Home Gartner Survey Reveals How the Cloud Is Changing IT Budgets

Gartner Survey Reveals How the Cloud Is Changing IT Budgets

Yesterday, we looked at the results from Zenoss’s 2010 Virtualization and Cloud Computing Survey, which noted in part, the growing popularity of virtualization solutions and cloud computing services.

The results are echoed in a recent Gartner survey that examines trends in IT expenditure. Gartner surveyed 1587 respondents from 40 countries in order to gauge spending trends. Of those participating in the survey, 484 answered more in-depth questions in regards to their plans for cloud computing.

39% of respondents worldwide said they were allocating IT budget to cloud computing. One-third of the spending on cloud computing is a continuation from the previous budget year, and a further third is new to the budget.

IT Increasingly Turning to External Service Providers

The survey indicates that cloud computing services from external service providers are estimated to comprise 10% of the spending on external IT services. 46% of respondents with budget allocated to cloud computing said they planned to increase the use of services from external providers. And according to Bob Igou, research director at Gartner, this marks “a shift toward the ‘utility’ approach for noncore services and increased investment in core functionality.”

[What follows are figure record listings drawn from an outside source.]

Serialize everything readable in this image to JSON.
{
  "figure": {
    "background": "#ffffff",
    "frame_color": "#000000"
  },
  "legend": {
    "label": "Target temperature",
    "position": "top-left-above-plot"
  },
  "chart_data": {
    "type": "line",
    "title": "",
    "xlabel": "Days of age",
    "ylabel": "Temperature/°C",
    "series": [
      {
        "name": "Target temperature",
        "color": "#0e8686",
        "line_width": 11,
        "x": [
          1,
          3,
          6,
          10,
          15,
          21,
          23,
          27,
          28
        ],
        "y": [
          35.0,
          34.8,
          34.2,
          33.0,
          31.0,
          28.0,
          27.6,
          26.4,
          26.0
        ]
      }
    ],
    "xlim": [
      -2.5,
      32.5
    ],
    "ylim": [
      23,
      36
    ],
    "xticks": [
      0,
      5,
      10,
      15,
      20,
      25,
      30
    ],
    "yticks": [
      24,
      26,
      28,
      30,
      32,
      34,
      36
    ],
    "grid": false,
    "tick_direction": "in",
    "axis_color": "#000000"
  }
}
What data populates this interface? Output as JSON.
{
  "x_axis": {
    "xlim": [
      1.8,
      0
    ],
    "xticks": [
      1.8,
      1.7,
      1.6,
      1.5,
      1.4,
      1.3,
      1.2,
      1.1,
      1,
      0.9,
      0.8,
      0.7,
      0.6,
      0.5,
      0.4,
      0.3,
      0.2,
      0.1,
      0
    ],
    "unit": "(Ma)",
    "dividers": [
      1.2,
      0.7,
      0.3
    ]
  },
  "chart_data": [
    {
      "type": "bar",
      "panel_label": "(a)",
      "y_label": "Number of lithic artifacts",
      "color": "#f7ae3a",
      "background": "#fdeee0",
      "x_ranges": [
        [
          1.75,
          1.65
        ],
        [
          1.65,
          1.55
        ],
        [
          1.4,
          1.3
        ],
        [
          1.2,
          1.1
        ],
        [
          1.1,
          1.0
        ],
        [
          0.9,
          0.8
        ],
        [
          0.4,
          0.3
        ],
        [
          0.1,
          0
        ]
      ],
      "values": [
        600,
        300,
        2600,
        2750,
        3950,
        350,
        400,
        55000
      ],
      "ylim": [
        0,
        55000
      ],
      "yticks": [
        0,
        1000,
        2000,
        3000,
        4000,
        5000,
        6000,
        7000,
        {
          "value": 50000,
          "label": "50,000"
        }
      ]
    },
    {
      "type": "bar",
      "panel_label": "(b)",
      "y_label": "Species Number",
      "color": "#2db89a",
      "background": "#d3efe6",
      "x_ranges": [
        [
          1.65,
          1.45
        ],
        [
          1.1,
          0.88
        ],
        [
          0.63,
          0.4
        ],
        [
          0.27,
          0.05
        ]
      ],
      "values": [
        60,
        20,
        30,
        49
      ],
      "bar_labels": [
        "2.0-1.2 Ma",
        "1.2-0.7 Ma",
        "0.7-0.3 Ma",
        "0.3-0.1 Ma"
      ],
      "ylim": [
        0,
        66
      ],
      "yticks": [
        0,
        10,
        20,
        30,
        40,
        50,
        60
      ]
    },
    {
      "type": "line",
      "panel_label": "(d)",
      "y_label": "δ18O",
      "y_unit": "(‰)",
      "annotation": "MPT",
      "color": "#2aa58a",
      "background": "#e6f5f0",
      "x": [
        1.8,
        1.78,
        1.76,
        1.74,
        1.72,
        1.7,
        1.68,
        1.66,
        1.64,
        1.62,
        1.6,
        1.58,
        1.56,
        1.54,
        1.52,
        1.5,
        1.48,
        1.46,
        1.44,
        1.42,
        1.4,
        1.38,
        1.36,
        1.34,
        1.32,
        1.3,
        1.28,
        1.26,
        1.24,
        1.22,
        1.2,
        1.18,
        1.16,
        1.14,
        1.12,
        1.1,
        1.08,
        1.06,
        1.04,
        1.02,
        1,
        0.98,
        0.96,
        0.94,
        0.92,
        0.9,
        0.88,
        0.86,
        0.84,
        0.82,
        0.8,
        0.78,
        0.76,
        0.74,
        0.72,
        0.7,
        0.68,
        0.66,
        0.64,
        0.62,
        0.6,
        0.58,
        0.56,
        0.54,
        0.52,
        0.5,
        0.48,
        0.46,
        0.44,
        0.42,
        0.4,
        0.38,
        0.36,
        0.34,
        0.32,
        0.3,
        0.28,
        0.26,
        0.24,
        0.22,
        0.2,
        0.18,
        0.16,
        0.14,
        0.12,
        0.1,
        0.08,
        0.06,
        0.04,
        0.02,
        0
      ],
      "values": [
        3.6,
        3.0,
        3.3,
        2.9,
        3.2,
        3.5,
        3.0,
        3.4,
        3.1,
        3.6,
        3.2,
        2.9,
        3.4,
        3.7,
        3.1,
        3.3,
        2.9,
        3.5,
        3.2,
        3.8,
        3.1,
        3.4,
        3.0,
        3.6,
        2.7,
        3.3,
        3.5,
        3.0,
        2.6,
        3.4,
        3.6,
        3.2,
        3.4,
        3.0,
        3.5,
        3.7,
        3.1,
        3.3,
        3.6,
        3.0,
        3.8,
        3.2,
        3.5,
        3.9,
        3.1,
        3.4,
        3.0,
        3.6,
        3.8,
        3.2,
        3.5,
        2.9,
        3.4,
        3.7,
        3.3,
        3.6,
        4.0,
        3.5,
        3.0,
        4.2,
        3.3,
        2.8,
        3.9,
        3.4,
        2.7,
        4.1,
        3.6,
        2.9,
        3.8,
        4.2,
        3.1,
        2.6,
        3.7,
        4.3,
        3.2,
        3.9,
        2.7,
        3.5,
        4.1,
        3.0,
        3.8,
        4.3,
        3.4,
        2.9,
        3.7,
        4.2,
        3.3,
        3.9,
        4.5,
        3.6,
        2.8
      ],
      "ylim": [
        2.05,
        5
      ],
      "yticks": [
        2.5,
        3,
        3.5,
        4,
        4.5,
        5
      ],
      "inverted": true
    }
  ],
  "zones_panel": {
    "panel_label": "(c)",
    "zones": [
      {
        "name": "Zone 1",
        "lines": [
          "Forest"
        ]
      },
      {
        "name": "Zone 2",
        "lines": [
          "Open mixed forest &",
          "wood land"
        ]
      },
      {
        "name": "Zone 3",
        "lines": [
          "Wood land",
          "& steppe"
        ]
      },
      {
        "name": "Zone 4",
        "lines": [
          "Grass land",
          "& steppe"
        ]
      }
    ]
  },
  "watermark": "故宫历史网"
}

More respondents expected an increase in spending for private cloud implementations for internal use (43%) than those that are for external or public use (32%). On a regional basis, Asia, Europe, North America, the Middle East and Africa spent between 40 to 50% of the cloud budget on services from external providers. Latin America was the exception, with a notably larger portion of budgets being spent on developing and implementing private cloud environments.

“Overall, these are healthy investment trends for cloud computing. This is yet another trend that indicates a shift in spending from traditional IT assets such as the data center assets and a move toward assets that are accessed in the cloud,” says Igou. “The trends are good news for IT services providers that have professional services geared to implementing cloud environments and those that deliver cloud services. It is bad news for technology providers and IT services firms that are not investing and gearing up to deliver these new services seeing an increased demand by buyers.”